Fondazione Italia Cina ha collaborato anche con Cassa Depositi e Prestiti (CDP) e ICE - Agenzia, che in occasione della visita del Ministro Di Maio hanno organizzato un workshop dedicato agli gli espositori italiani alla CIIE e a selezionate imprese con operatività in Cina: il workshop ha visto la partecipazione di oltre 100 rappresentanti di aziende che hanno potuto ottenere informazioni sugli strumenti che CDP mette a disposizione per l’internazionalizzazione.
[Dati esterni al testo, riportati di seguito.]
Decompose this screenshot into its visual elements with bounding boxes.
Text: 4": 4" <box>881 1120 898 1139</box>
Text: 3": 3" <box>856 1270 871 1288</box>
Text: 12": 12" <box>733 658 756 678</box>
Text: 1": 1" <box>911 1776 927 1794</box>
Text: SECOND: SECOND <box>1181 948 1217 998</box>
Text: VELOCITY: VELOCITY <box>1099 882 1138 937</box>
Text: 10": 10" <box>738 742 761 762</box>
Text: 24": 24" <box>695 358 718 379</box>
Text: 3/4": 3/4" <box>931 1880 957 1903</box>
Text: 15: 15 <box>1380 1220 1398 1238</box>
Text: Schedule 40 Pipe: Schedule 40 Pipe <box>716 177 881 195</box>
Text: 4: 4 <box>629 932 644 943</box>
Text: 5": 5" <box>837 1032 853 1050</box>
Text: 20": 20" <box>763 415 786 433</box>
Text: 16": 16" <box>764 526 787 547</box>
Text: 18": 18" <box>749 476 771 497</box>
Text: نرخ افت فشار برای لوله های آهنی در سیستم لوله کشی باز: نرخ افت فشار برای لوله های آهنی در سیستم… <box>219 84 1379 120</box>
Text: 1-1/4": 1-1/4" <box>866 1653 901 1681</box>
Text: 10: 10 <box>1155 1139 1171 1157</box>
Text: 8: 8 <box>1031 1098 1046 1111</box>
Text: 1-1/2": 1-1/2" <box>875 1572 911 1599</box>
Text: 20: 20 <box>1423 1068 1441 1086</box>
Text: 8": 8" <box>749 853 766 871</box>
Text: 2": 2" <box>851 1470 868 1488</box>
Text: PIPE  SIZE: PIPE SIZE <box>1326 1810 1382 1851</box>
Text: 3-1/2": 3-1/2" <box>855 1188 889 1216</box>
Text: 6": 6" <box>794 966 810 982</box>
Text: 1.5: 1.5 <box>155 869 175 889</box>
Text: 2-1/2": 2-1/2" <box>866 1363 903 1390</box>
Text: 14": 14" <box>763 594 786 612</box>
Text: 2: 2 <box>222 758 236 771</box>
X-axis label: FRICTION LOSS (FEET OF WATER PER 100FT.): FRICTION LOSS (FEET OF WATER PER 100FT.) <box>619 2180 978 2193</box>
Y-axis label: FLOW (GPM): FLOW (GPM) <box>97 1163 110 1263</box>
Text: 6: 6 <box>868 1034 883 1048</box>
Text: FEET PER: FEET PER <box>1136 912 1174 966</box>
La Camera di Commercio ha siglato un Memorandum of Understanding con il Gruppo Sinopec, in particolare il loro regional office europeo. Sinopec, il secondo gruppo più importante al mondo, oltre al settore degli idrocarburi e dell’industria estrattiva e petrolchimica, sta sviluppando un progetto che prevede la commercializzazione di prodotti diversi tramite una piattaforma e-commerce. Tale piattaforma è stata istituita da Sinopec per favorire l’approvvigionamento diretto e sviluppare soluzioni per il commercio internazionale di prodotti industriali e diversi beni di consumo. Tramite tale accordo i Soci e le società italiane interessate alla piattaforma e-commerce Epec possano registrarsi gratuitamente se presentate dalla Camera Italo Cinese e promuovere i propri prodotti sia presso le diverse divisioni di Sinopec, che nei mercati cinesi ed internazionali.
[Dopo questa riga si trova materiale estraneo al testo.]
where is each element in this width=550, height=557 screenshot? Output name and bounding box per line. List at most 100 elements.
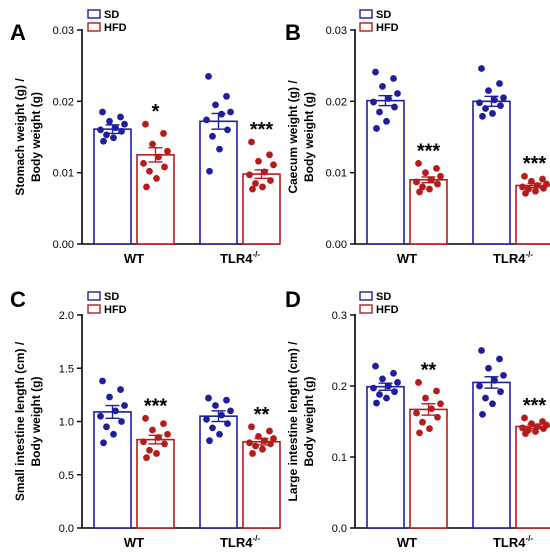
- y-tick-label: 0.00: [326, 239, 347, 251]
- data-point: [106, 117, 113, 125]
- x-category-label: WT: [397, 251, 417, 266]
- data-point: [415, 159, 422, 167]
- bar-sd-wt: [366, 385, 405, 529]
- legend-swatch-sd: [87, 9, 101, 19]
- data-point: [149, 426, 156, 434]
- data-point: [118, 418, 125, 425]
- data-point: [426, 425, 433, 432]
- data-point: [491, 376, 498, 384]
- data-point: [391, 388, 398, 396]
- data-point: [153, 174, 160, 182]
- data-point: [394, 379, 401, 386]
- data-point: [112, 124, 119, 132]
- data-point: [497, 388, 504, 396]
- legend-label-hfd: HFD: [376, 22, 399, 34]
- y-tick-label: 0.0: [59, 523, 74, 535]
- data-point: [212, 402, 219, 409]
- data-point: [110, 134, 117, 142]
- y-tick-label: 0.03: [326, 25, 347, 37]
- data-point: [103, 131, 110, 139]
- x-category-superscript: -/-: [525, 534, 533, 543]
- data-point: [146, 446, 153, 454]
- data-point: [248, 423, 255, 431]
- data-point: [218, 411, 225, 419]
- data-point: [212, 101, 219, 109]
- data-point: [437, 400, 444, 408]
- data-point: [252, 442, 259, 450]
- data-point: [270, 161, 277, 169]
- data-point: [422, 394, 429, 402]
- data-point: [489, 400, 496, 408]
- x-category-label: TLR4-/-: [493, 534, 533, 550]
- data-point: [205, 72, 212, 80]
- data-point: [142, 120, 149, 128]
- data-point: [155, 153, 162, 161]
- data-point: [478, 65, 485, 72]
- data-point: [209, 424, 216, 432]
- data-point: [416, 188, 423, 196]
- panel-c: C 0.0 0.5 1.0 1.5 2.0 Small intestine length (…: [10, 287, 281, 550]
- data-point: [497, 102, 504, 110]
- data-point: [117, 386, 124, 393]
- data-point: [496, 355, 503, 363]
- bar-hfd-tlr4: [515, 425, 550, 529]
- bar-sd-tlr4: [199, 120, 238, 245]
- data-point: [146, 167, 153, 175]
- data-point: [121, 120, 128, 128]
- y-axis-label-line2: Body weight (g): [302, 92, 316, 182]
- data-point: [110, 430, 117, 438]
- data-point: [117, 113, 124, 121]
- x-category-label: WT: [397, 535, 417, 550]
- x-category-label: TLR4-/-: [493, 250, 533, 266]
- data-point: [227, 108, 234, 116]
- data-point: [248, 138, 255, 146]
- data-point: [155, 434, 162, 441]
- data-point: [216, 430, 223, 438]
- panel-a: A 0.00 0.01 0.02 0.03 Stomach weight (g) / Bod…: [10, 9, 281, 266]
- data-point: [227, 407, 234, 415]
- data-point: [270, 435, 277, 442]
- data-point: [223, 396, 230, 404]
- data-point: [419, 418, 426, 426]
- data-point: [478, 347, 485, 354]
- data-point: [121, 402, 128, 409]
- data-point: [160, 420, 167, 428]
- data-point: [540, 184, 547, 192]
- data-point: [203, 116, 210, 124]
- data-point: [224, 420, 231, 428]
- data-point: [252, 179, 259, 187]
- data-point: [379, 82, 386, 90]
- y-axis-label-line2: Body weight (g): [29, 377, 43, 467]
- y-tick-label: 0.1: [332, 452, 347, 464]
- data-point: [426, 185, 433, 193]
- y-tick-label: 0.0: [332, 523, 347, 535]
- data-point: [370, 98, 377, 106]
- data-point: [422, 169, 429, 177]
- data-point: [142, 414, 149, 422]
- data-point: [385, 95, 392, 102]
- data-point: [479, 411, 486, 418]
- data-point: [496, 80, 503, 87]
- data-point: [259, 183, 266, 191]
- data-point: [390, 369, 397, 377]
- y-tick-label: 2.0: [59, 310, 74, 322]
- data-point: [394, 90, 401, 97]
- y-tick-label: 1.5: [59, 363, 74, 375]
- data-point: [255, 157, 262, 165]
- data-point: [164, 147, 171, 155]
- data-point: [521, 414, 528, 422]
- data-point: [522, 189, 529, 197]
- data-point: [500, 371, 507, 379]
- y-tick-label: 0.5: [59, 470, 74, 482]
- data-point: [434, 413, 441, 421]
- data-point: [416, 429, 423, 437]
- bar-hfd-wt: [136, 154, 175, 245]
- legend-swatch-hfd: [359, 304, 373, 314]
- data-point: [521, 172, 528, 180]
- data-point: [160, 130, 167, 137]
- data-point: [433, 387, 440, 395]
- y-axis-label-line2: Body weight (g): [29, 92, 43, 182]
- legend-label-sd: SD: [376, 291, 391, 303]
- data-point: [255, 433, 262, 440]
Il 7 novembre, la Fondazione Italia Cina ha invece siglato un Memorandum of Understanding con il Gruppo Suning e in particolare la sua divisione commerciale dedicata alla vendita al dettaglio di diversi prodotti (Nanjing Zining New Century International Trading Co., Ltd.). Il Gruppo è uno dei principali in Cina, al terzo posto tra le imprese private cinesi nel 2019, con otto blocchi industriali tra cui proprio quello della vendita al dettaglio. Essendo una delle più grandi aziende al dettaglio in Cina - nella Top 500 Enterprises del mondo di Fortune –, dispone di ampi canali di vendita e tecniche ed esperienza di marketing avanzate. Rispondendo all’appello della China International Import Expo 2019, per promuovere il commercio internazionale e realizzare una cooperazione vantaggiosa, le parti hanno deciso di istituire un partenariato strategico. Grazie a questo accordo di cooperazione, relativo al commercio di beni e servizi, il Gruppo cinese e le sue affiliate si impegnano a prendere in considerazione propositi di collaborazione commerciale con gli associati e le imprese presentati dalla Fondazione Italia Cina.
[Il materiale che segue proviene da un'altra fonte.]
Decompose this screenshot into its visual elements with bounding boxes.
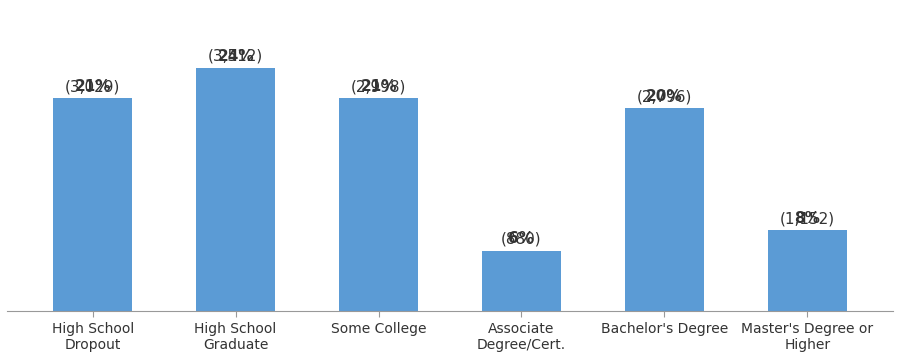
Text: (1,152): (1,152) <box>779 194 835 226</box>
Text: 20%: 20% <box>646 89 683 104</box>
Text: 8%: 8% <box>795 211 820 226</box>
Bar <box>482 251 561 312</box>
Text: (2,998): (2,998) <box>351 62 406 94</box>
Text: (880): (880) <box>501 214 542 247</box>
Bar <box>768 230 847 312</box>
Text: (3,512): (3,512) <box>208 31 263 64</box>
Text: (2,796): (2,796) <box>636 72 692 104</box>
Text: 21%: 21% <box>75 79 111 94</box>
Text: 24%: 24% <box>217 49 254 64</box>
Bar <box>196 68 274 312</box>
Bar <box>53 98 132 312</box>
Bar <box>339 98 418 312</box>
Text: (3,029): (3,029) <box>65 62 121 94</box>
Text: 21%: 21% <box>360 79 397 94</box>
Text: 6%: 6% <box>508 232 535 247</box>
Bar <box>626 108 704 312</box>
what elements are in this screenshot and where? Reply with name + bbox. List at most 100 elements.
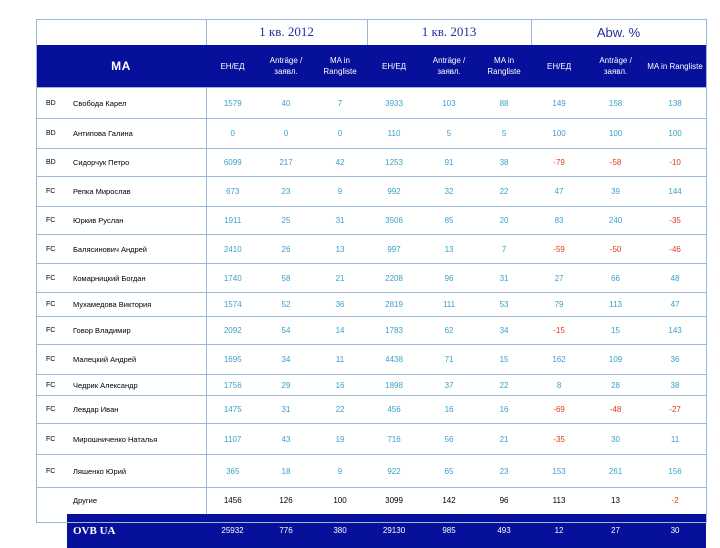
value-cell: 1253 bbox=[367, 148, 422, 177]
value-cell: 79 bbox=[531, 292, 588, 317]
value-cell: 11 bbox=[313, 344, 368, 375]
row-type: FC bbox=[36, 395, 67, 424]
row-type: FC bbox=[36, 263, 67, 293]
value-cell: 39 bbox=[587, 176, 645, 207]
value-cell: 53 bbox=[477, 292, 532, 317]
value-cell: 91 bbox=[421, 148, 478, 177]
value-cell: 42 bbox=[313, 148, 368, 177]
row-name: Балясинович Андрей bbox=[67, 234, 206, 264]
value-cell: 922 bbox=[367, 454, 422, 488]
row-type: FC bbox=[36, 344, 67, 375]
row-type: FC bbox=[36, 316, 67, 345]
value-cell: 1783 bbox=[367, 316, 422, 345]
value-cell: 16 bbox=[477, 395, 532, 424]
value-cell: 22 bbox=[477, 176, 532, 207]
value-cell: 48 bbox=[644, 263, 707, 293]
value-cell: 58 bbox=[259, 263, 313, 293]
table-row: FC Ляшенко Юрий 365 18 9 922 65 23 153 261 156 bbox=[36, 454, 707, 488]
value-cell: -10 bbox=[644, 148, 707, 177]
table-row: FC Мирошниченко Наталья 1107 43 19 716 56 21 -35… bbox=[36, 423, 707, 455]
row-type bbox=[36, 487, 67, 514]
value-cell: 13 bbox=[421, 234, 478, 264]
value-cell: 96 bbox=[477, 487, 532, 514]
value-cell: 0 bbox=[205, 118, 259, 149]
value-cell: 1898 bbox=[367, 374, 422, 396]
value-cell: 22 bbox=[477, 374, 532, 396]
value-cell: 25 bbox=[259, 206, 313, 235]
value-cell: 23 bbox=[259, 176, 313, 207]
value-cell: 8 bbox=[531, 374, 588, 396]
period-2013-header: 1 кв. 2013 bbox=[367, 19, 532, 45]
value-cell: 158 bbox=[587, 87, 645, 119]
row-type: FC bbox=[36, 454, 67, 488]
value-cell: 2092 bbox=[205, 316, 259, 345]
row-name: Левдар Иван bbox=[67, 395, 206, 424]
value-cell: 16 bbox=[313, 374, 368, 396]
value-cell: 27 bbox=[531, 263, 588, 293]
row-type: BD bbox=[36, 148, 67, 177]
col-en-ed-2012: ЕН/ЕД bbox=[206, 45, 259, 88]
value-cell: 217 bbox=[259, 148, 313, 177]
value-cell: 13 bbox=[587, 487, 645, 514]
table-row: BD Антипова Галина 0 0 0 110 5 5 100 100 100 bbox=[36, 118, 707, 149]
total-value-cell: 25932 bbox=[206, 513, 259, 548]
value-cell: 365 bbox=[205, 454, 259, 488]
other-row: Другие 1456 126 100 3099 142 96 113 13 -2 bbox=[36, 487, 707, 514]
value-cell: 88 bbox=[477, 87, 532, 119]
value-cell: 31 bbox=[313, 206, 368, 235]
row-name: Комарницкий Богдан bbox=[67, 263, 206, 293]
value-cell: 36 bbox=[644, 344, 707, 375]
value-cell: 13 bbox=[313, 234, 368, 264]
table-row: FC Комарницкий Богдан 1740 58 21 2208 96 31 27 66… bbox=[36, 263, 707, 293]
value-cell: 1911 bbox=[205, 206, 259, 235]
value-cell: 31 bbox=[477, 263, 532, 293]
value-cell: 83 bbox=[531, 206, 588, 235]
ma-column-title: МА bbox=[36, 45, 206, 88]
ma-ranking-table: 1 кв. 2012 1 кв. 2013 Abw. % МА ЕН/ЕД An… bbox=[36, 19, 707, 548]
value-cell: 47 bbox=[644, 292, 707, 317]
value-cell: 0 bbox=[313, 118, 368, 149]
value-cell: 456 bbox=[367, 395, 422, 424]
row-name: Малецкий Андрей bbox=[67, 344, 206, 375]
table-row: FC Малецкий Андрей 1695 34 11 4438 71 15 162 109 3… bbox=[36, 344, 707, 375]
total-value-cell: 493 bbox=[477, 513, 532, 548]
value-cell: 23 bbox=[477, 454, 532, 488]
table-row: FC Мухамедова Виктория 1574 52 36 2819 111 53 79… bbox=[36, 292, 707, 317]
value-cell: 21 bbox=[477, 423, 532, 455]
value-cell: 31 bbox=[259, 395, 313, 424]
value-cell: 28 bbox=[587, 374, 645, 396]
value-cell: 14 bbox=[313, 316, 368, 345]
value-cell: 240 bbox=[587, 206, 645, 235]
value-cell: 47 bbox=[531, 176, 588, 207]
value-cell: 2819 bbox=[367, 292, 422, 317]
value-cell: -15 bbox=[531, 316, 588, 345]
value-cell: 7 bbox=[313, 87, 368, 119]
total-value-cell: 380 bbox=[313, 513, 368, 548]
value-cell: 2410 bbox=[205, 234, 259, 264]
value-cell: 66 bbox=[587, 263, 645, 293]
total-value-cell: 776 bbox=[259, 513, 313, 548]
value-cell: 54 bbox=[259, 316, 313, 345]
value-cell: -27 bbox=[644, 395, 707, 424]
row-name: Мухамедова Виктория bbox=[67, 292, 206, 317]
value-cell: 716 bbox=[367, 423, 422, 455]
total-value-cell: 29130 bbox=[367, 513, 422, 548]
row-name: Чедрик Александр bbox=[67, 374, 206, 396]
value-cell: 5 bbox=[477, 118, 532, 149]
value-cell: 992 bbox=[367, 176, 422, 207]
value-cell: 37 bbox=[421, 374, 478, 396]
value-cell: 85 bbox=[421, 206, 478, 235]
total-value-cell: 12 bbox=[531, 513, 588, 548]
value-cell: -2 bbox=[644, 487, 707, 514]
total-value-cell: 30 bbox=[644, 513, 707, 548]
table-row: BD Свобода Карел 1579 40 7 3933 103 88 149 158 138 bbox=[36, 87, 707, 119]
row-name: Говор Владимир bbox=[67, 316, 206, 345]
value-cell: 261 bbox=[587, 454, 645, 488]
row-name: Ляшенко Юрий bbox=[67, 454, 206, 488]
deviation-header: Abw. % bbox=[531, 19, 707, 45]
value-cell: 56 bbox=[421, 423, 478, 455]
value-cell: 38 bbox=[477, 148, 532, 177]
table-row: BD Сидорчук Петро 6099 217 42 1253 91 38 -79 -58-… bbox=[36, 148, 707, 177]
row-type: FC bbox=[36, 374, 67, 396]
row-type: FC bbox=[36, 176, 67, 207]
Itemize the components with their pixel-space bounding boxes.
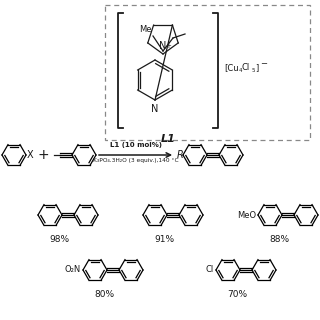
Text: Cl: Cl (206, 266, 214, 275)
Text: 4: 4 (239, 68, 243, 74)
Text: 80%: 80% (94, 290, 114, 299)
Text: −: − (260, 60, 267, 68)
Text: 5: 5 (252, 68, 255, 74)
Text: 98%: 98% (49, 235, 69, 244)
Text: 70%: 70% (227, 290, 247, 299)
Text: 91%: 91% (154, 235, 174, 244)
Text: L1 (10 mol%): L1 (10 mol%) (109, 142, 162, 148)
Text: X: X (27, 150, 34, 160)
Text: Cl: Cl (242, 63, 250, 73)
Text: +: + (165, 43, 171, 49)
Text: K₃PO₄.3H₂O (3 equiv.),140 °C: K₃PO₄.3H₂O (3 equiv.),140 °C (93, 158, 178, 163)
Text: O₂N: O₂N (65, 266, 81, 275)
Text: MeO: MeO (237, 211, 256, 220)
Text: 88%: 88% (269, 235, 289, 244)
Text: ]: ] (255, 63, 258, 73)
Text: L1: L1 (161, 134, 175, 144)
Text: R: R (176, 150, 183, 160)
Text: N: N (159, 41, 167, 51)
Text: Me: Me (140, 25, 152, 34)
Text: N: N (151, 104, 159, 114)
Text: [Cu: [Cu (224, 63, 239, 73)
Text: +: + (37, 148, 49, 162)
Bar (105, 5, 310, 140)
Siamo a disposizione dei Soci per presentare più nel dettaglio i termini dei suddetti accordi e fornire indicazioni su come aderire al programma di collaborazione in essere.

In conclusione della manifestazione è stato anche firmato un Memorandum of Cooperation tra il China International Import Expo Bureau, emanazione diretta del Ministero del Commercio cinese, e  la Camera di Commercio Italo Cinese, la Fondazione Italia Cina e Aice. Le parti contraenti hanno rinnovato l’accordo per rafforzare la loro cooperazione e l’incarico di agenzia finalizzato alla promozione e partecipazione di imprese e soggetti italiani all’edizione della CIIE 2020 (Shanghai 5-10 novembre). Camera di Commercio, Fondazione e Aice hanno quindi già opzionato un’area espositiva di 2000 metri quadri in diversi padiglioni dell’Expo, confermando quindi il loro ruolo di agenti ufficiali per l’Italia della China International Import Expo.